Kovanda Timothy J, Ansari Shaheryar F, Qaiser Rabia, Fulkerson Daniel H
Department of 1 Neurological Surgery and.
Division of Pediatric Neurosurgery, Goodman Campbell Brain and Spine, Indiana University School of Medicine, Indianapolis, Indiana.
J Neurosurg Pediatr. 2015 Nov;16(5):590-598. doi: 10.3171/2015.2.PEDS14556. Epub 2015 Jul 24.
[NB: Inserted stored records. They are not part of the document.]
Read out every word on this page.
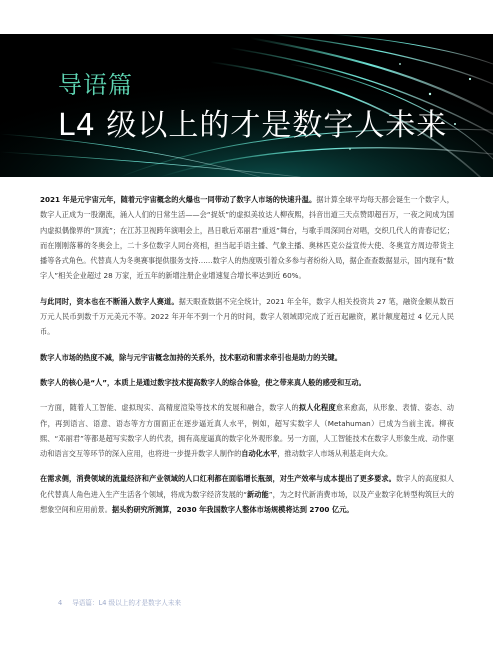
导语篇
L4 级以上的才是数字人未来

2021 年是元宇宙元年，随着元宇宙概念的火爆也一同带动了数字人市场的快速升温。据计算全球平均每天都会诞生一个数字人，数字人正成为一股潮流，涌入人们的日常生活——会“捉妖”的虚拟美妆达人柳夜熙，抖音出道三天点赞即超百万，一夜之间成为国内虚拟偶像界的“顶流”；在江苏卫视跨年演唱会上，昌日歌后邓丽君“重返”舞台，与歌手周深同台对唱，交织几代人的青春记忆；而在刚刚落幕的冬奥会上，二十多位数字人同台亮相，担当起手语主播、气象主播、奥林匹克公益宣传大使、冬奥宣方周边带货主播等各式角色。代替真人为冬奥赛事提供服务支持……数字人的热度吸引着众多参与者纷纷入局，据企查查数据显示，国内现有“数字人”相关企业超过 28 万家，近五年的新增注册企业增速复合增长率达到近 60%。

与此同时，资本也在不断涌入数字人赛道。据天眼查数据不完全统计，2021 年全年，数字人相关投资共 27 笔，融资金额从数百万元人民币到数千万元美元不等。2022 年开年不到一个月的时间，数字人领域即完成了近百起融资，累计额度超过 4 亿元人民币。

数字人市场的热度不减，除与元宇宙概念加持的关系外，技术驱动和需求牵引也是助力的关键。

数字人的核心是“人”，本质上是通过数字技术提高数字人的综合体验，使之带来真人般的感受和互动。

一方面，随着人工智能、虚拟现实、高精度渲染等技术的发展和融合，数字人的拟人化程度愈来愈高，从形象、表情、姿态、动作，再到语言、语意、语态等方方面面正在逐步逼近真人水平，例如，超写实数字人（Metahuman）已成为当前主流。柳夜熙、“邓丽君”等都是超写实数字人的代表，拥有高度逼真的数字化外观形象。另一方面，人工智能技术在数字人形象生成、动作驱动和语言交互等环节的深入应用，也将进一步提升数字人制作的自动化水平，推动数字人市场从利基走向大众。

在需求侧，消费领域的流量经济和产业领域的人口红利都在面临增长瓶颈，对生产效率与成本提出了更多要求。数字人的高度拟人化代替真人角色进入生产生活各个领域，将成为数字经济发展的“新动能”，为之时代新消费市场，以及产业数字化转型构筑巨大的想象空间和应用前景。据头豹研究所测算，2030 年我国数字人整体市场规模将达到 2700 亿元。

4 导语篇：L4 级以上的才是数字人未来
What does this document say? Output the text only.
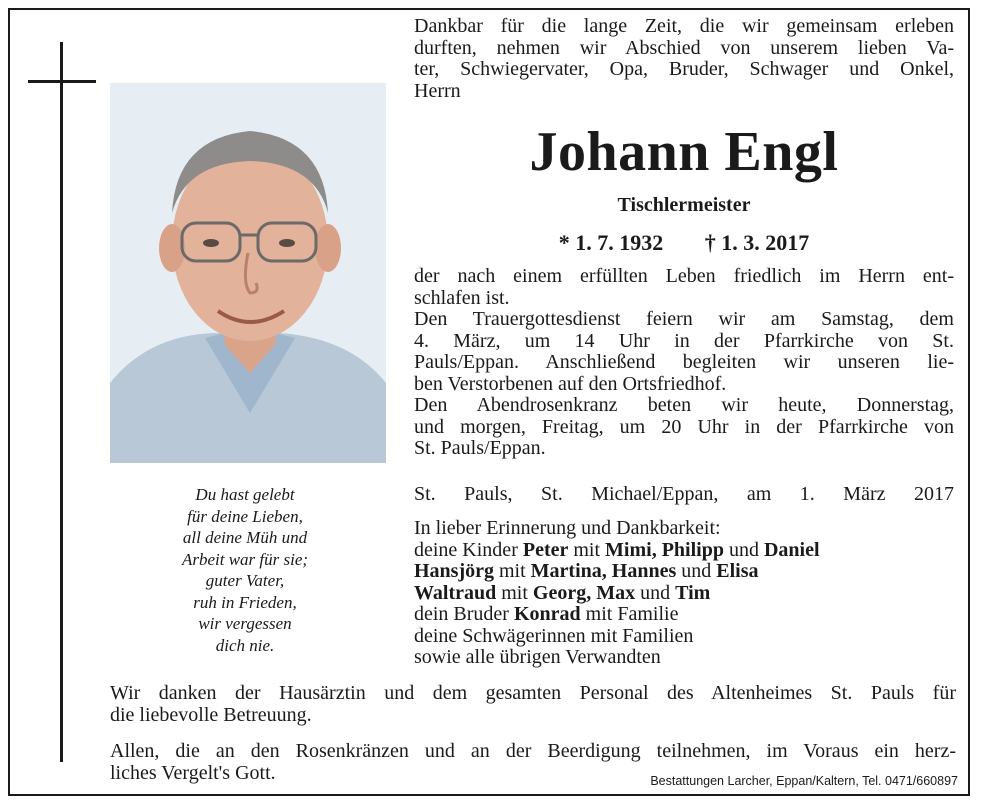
Du hast gelebt
für deine Lieben,
all deine Müh und
Arbeit war für sie;
guter Vater,
ruh in Frieden,
wir vergessen
dich nie.
Dankbar für die lange Zeit, die wir gemeinsam erleben
durften, nehmen wir Abschied von unserem lieben Va-
ter, Schwiegervater, Opa, Bruder, Schwager und Onkel,
Herrn
Johann Engl
Tischlermeister
* 1. 7. 1932 † 1. 3. 2017
der nach einem erfüllten Leben friedlich im Herrn ent-
schlafen ist.
Den Trauergottesdienst feiern wir am Samstag, dem
4. März, um 14 Uhr in der Pfarrkirche von St.
Pauls/Eppan. Anschließend begleiten wir unseren lie-
ben Verstorbenen auf den Ortsfriedhof.
Den Abendrosenkranz beten wir heute, Donnerstag,
und morgen, Freitag, um 20 Uhr in der Pfarrkirche von
St. Pauls/Eppan.
St. Pauls, St. Michael/Eppan, am 1. März 2017
In lieber Erinnerung und Dankbarkeit:
deine Kinder Peter mit Mimi, Philipp und Daniel
Hansjörg mit Martina, Hannes und Elisa
Waltraud mit Georg, Max und Tim
dein Bruder Konrad mit Familie
deine Schwägerinnen mit Familien
sowie alle übrigen Verwandten
Wir danken der Hausärztin und dem gesamten Personal des Altenheimes St. Pauls für
die liebevolle Betreuung.
Allen, die an den Rosenkränzen und an der Beerdigung teilnehmen, im Voraus ein herz-
liches Vergelt's Gott.	Bestattungen Larcher, Eppan/Kaltern, Tel. 0471/660897
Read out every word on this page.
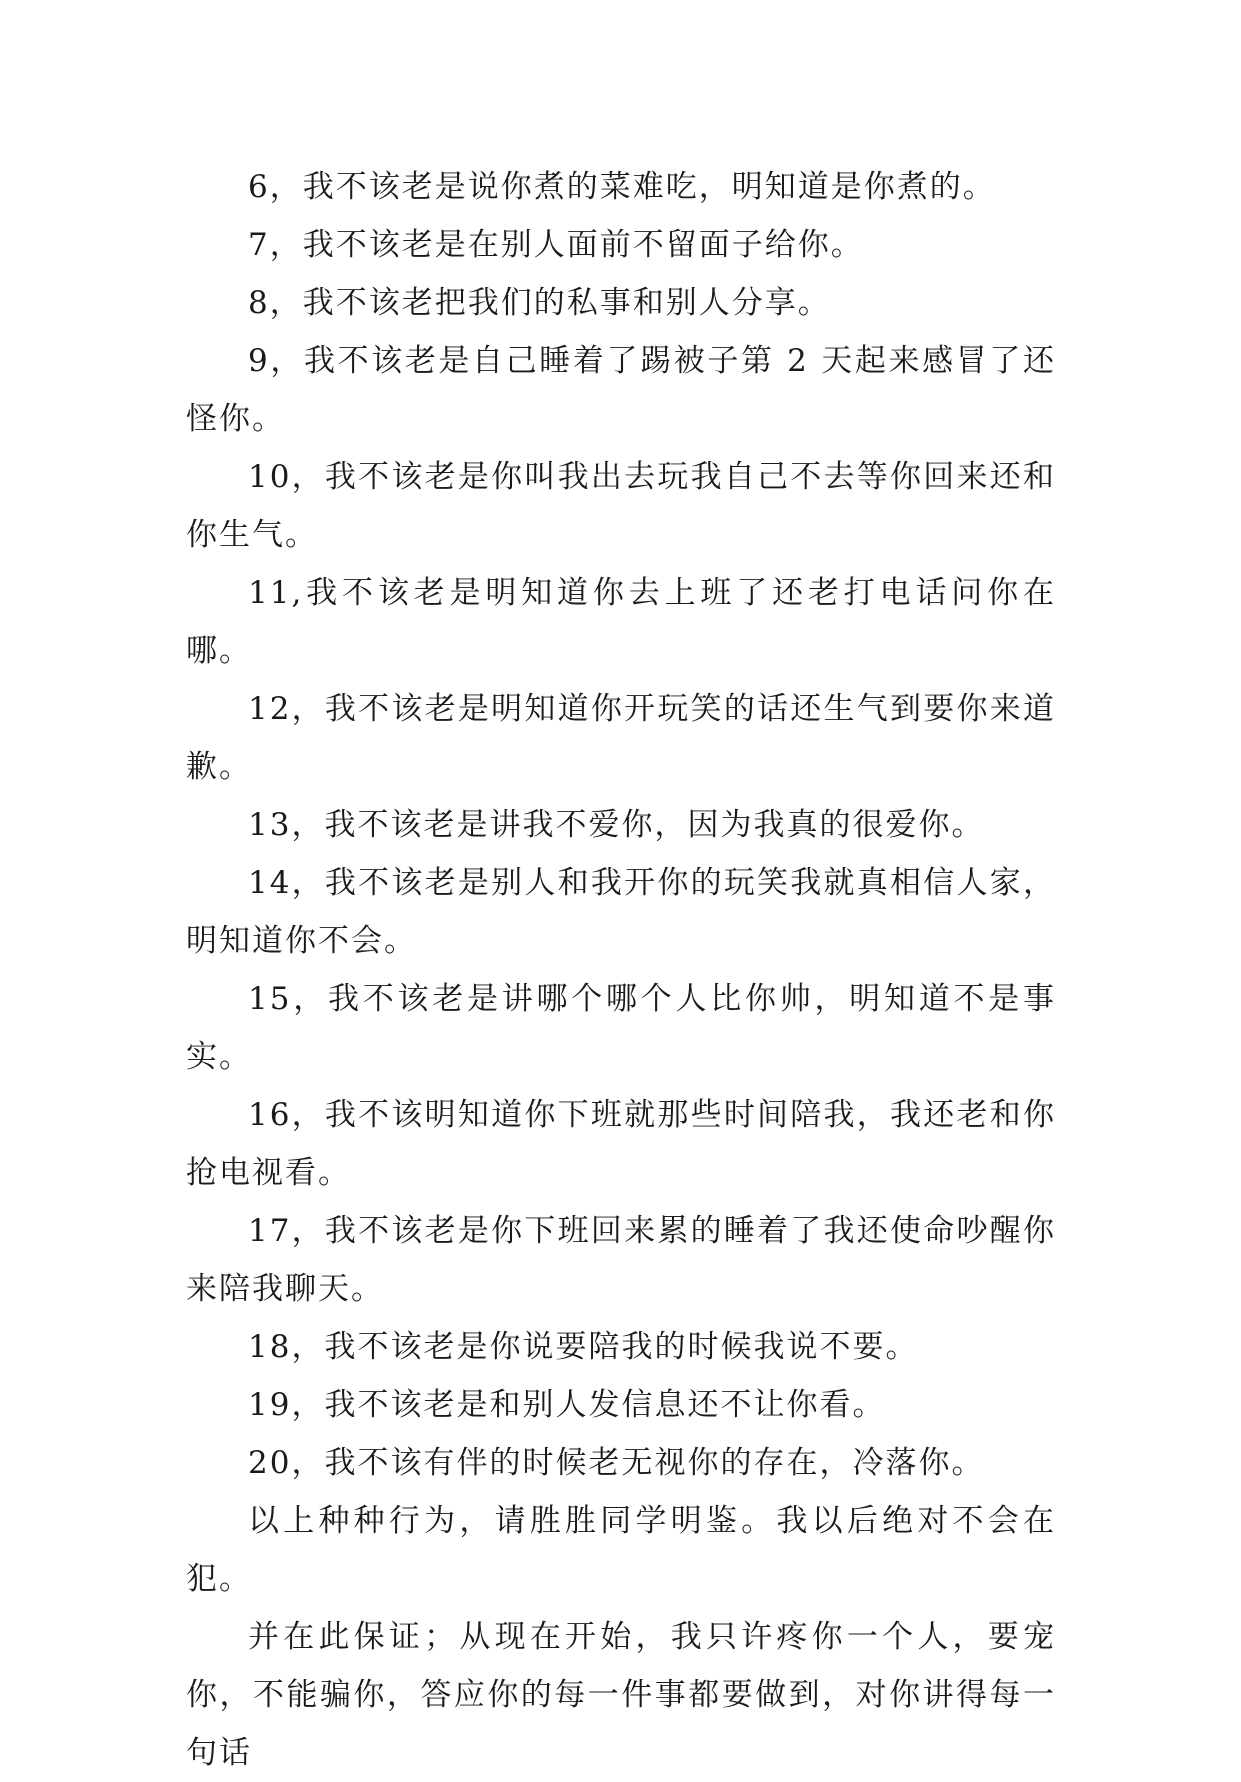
6，我不该老是说你煮的菜难吃，明知道是你煮的。

7，我不该老是在别人面前不留面子给你。

8，我不该老把我们的私事和别人分享。

9，我不该老是自己睡着了踢被子第 2 天起来感冒了还怪你。

10，我不该老是你叫我出去玩我自己不去等你回来还和你生气。

11,我不该老是明知道你去上班了还老打电话问你在哪。

12，我不该老是明知道你开玩笑的话还生气到要你来道歉。

13，我不该老是讲我不爱你，因为我真的很爱你。

14，我不该老是别人和我开你的玩笑我就真相信人家，明知道你不会。

15，我不该老是讲哪个哪个人比你帅，明知道不是事实。

16，我不该明知道你下班就那些时间陪我，我还老和你抢电视看。

17，我不该老是你下班回来累的睡着了我还使命吵醒你来陪我聊天。

18，我不该老是你说要陪我的时候我说不要。

19，我不该老是和别人发信息还不让你看。

20，我不该有伴的时候老无视你的存在，冷落你。

以上种种行为，请胜胜同学明鉴。我以后绝对不会在犯。

并在此保证；从现在开始，我只许疼你一个人，要宠你，不能骗你，答应你的每一件事都要做到，对你讲得每一句话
OBJECT Rigid screw fixation may be technically difficult in the upper cervical spine of young children. Intraoperative stereotactic navigation may potentially assist a surgeon in precise placement of screws in anatomically challenging locations. Navigation may also assist in defining abnormal anatomy. The object of this study was to evaluate the authors' initial experience with the feasibility and accuracy of this technique, both for resection and for screw placement in the upper cervical spine in younger children. METHODS Eight consecutive pediatric patients 10 years of age or younger underwent upper cervical spine surgery aided by image-guided navigation. The demographic, surgical, and clinical data were recorded. Screw position was evaluated with either an intraoperative or immediately postoperative CT scan. RESULTS One patient underwent navigation purely for guidance of bony resection. A total of 14 navigated screws were placed in the other 7 patients, including 5 C-2 pedicle screws. All 14 screws were properly positioned, defined as the screw completely contained within the cortical bone in the expected trajectory. There were no immediate complications associated with navigation. CONCLUSIONS Image-guided navigation is feasible within the pediatric cervical spine and may be a useful surgical tool for placing screws in a patient with small, often difficult bony anatomy. The authors describe their experience with their first 8 pediatric patients who underwent navigation in cervical spine surgery. The authors highlight differences in technique compared with similar navigation in adults.
目的 在幼儿的上颈椎进行刚性螺钉固定在技术上可能具有挑战性。术中立体定向导航可能有助于外科医生在解剖结构复杂的部位精确放置螺钉。导航还可能有助于明确异常解剖结构。本研究的目的是评估作者在该技术用于幼儿上颈椎切除和螺钉置入的可行性和准确性方面的初步经验。方法 连续8例10岁及以下的儿科患者在影像引导导航辅助下接受上颈椎手术。记录人口统计学、手术和临床数据。通过术中或术后立即进行的CT扫描评估螺钉位置。结果 1例患者仅在导航引导下进行了骨切除。其他7例患者共置入14枚导航螺钉,包括5枚C-2椎弓根螺钉。所有14枚螺钉位置正确,定义为螺钉完全位于预期轨迹的皮质骨内。导航未引发即刻并发症。结论 影像引导导航在儿童颈椎手术中可行,对于解剖结构小且常复杂的患者,可能是一种有用的螺钉置入手术工具。作者描述了他们首批8例接受颈椎手术导航的儿科患者的经验。作者强调了与成人类似导航相比的技术差异。